Wednesday, October 8, 2008

Mantras for Financial Anxiety

Here it is, months after I first wrote about financial anxiety, and yet the topic is still much at the fore. The U.S. presidential debates covered the subject at length last night. The lead story of every major newspaper tells of more terrible financial news. Personally, I can name several people who have lost jobs amidst this crisis.

Now, financial anxiety, like all other forms of anxiety, can have its benefits, too. Financial anxiety can get us to plan for the future, start a "rainy day" fund, update the resume, or work on increasing our education and skills in our chosen fields. Financial anxiety can goad us into finishing today what we might prefer to put off for later. That's anxiety at its most helpful.

What's unhelpful about anxiety is the constant worry, dread, that heaviness in your stomach or chest that says, "All is not right with the world." This type of financial anxiety is paralyzing because it is not actionable. As individuals, we cannot fix the world's financial crisis. When this type of anxiety rears its head, it's often helpful to have a mantra to remind ourselves to put it in its proper place. My friend Marla likes to say, "Sometimes, it's just money," meaning, money can't make us happier, or healthier, more loved, or less stressed. Sometimes, money is just money. I also like my mother-in-law's mantra: "A problem that can be fixed with money is not really a problem." In the hierarchy of problems, financial ones fall far below other issues, like losing loved ones or living with declining health.

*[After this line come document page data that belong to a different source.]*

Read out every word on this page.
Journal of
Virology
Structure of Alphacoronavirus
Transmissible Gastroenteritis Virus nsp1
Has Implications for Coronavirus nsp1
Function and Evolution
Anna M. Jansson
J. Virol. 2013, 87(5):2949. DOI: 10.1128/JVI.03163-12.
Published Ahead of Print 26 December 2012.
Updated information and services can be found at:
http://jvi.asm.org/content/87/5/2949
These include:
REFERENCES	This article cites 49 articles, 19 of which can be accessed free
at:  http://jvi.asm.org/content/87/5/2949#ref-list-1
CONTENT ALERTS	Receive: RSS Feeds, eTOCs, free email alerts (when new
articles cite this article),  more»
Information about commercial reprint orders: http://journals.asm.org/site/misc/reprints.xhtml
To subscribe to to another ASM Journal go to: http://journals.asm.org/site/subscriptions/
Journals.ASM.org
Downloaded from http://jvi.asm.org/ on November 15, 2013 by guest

It's important to remember that anxiety often wants us to lose sight of what we can be grateful for, and leave us to dwell on our concerns. By using a mantra, hopefully we can keep sight of the light in the corners, and put the bleak economic news in its proper place.

Wednesday, October 1, 2008

Alternative Treatments for Mood Disorders

With the days growing shorter here in Seattle, it's hard not to notice the way the changing seasons can affect one's mood. Coupled with the recent terrible financial crisis news, there's lots of grist out there for anxiety's and depression's mill.

I've also been thinking about the growing numbers of people who have been laid off (or are due to be laid off) from their jobs, and will be going without health insurance. Without such insurance, the cost of psychopharmacological interventions can be prohibitive. With that in mind, here are a few ideas for (potentially) lower cost alternatives:

Light Therapy: Long recommended as a treatment for Seasonal Affective Disorder (SAD), there is growing evidence (as in this meta-analysis by Gjerdingen) that it can be effective for treating antenatal and postpartum mood disorders. And while phototherapy equipment isn't cheap (I think they go for $250, or thereabouts), it's still less expensive than a month-long trip to Hawaii (which, in my opinion, the government should subsidize for us in the far northern reaches of the U.S., don't you agree?)

Massage Therapy: Gjerdingen also points out that massage therapy has been effective in reducing stress and anxiety symptoms in teenage mothers (a notoriously stressed-out group). Yes, massage therapy can become pricey quickly. It's worth asking at your local massage school or community college about their rates for student massages. (Many charge little or nothing at all in exchange for helping out a massage student.)

Yoga: I've written lots about yoga's beneficial effects on anxiety and depression in this blog. Please see my previous posts for evidence of its efficacy, and particular poses to try for various mood problems.

I'm sure lots of you have ideas about inexpensive ways of coping when mood problems set in. You are welcome to post them in the comments section, so we may all learn from each other's experience and wisdom.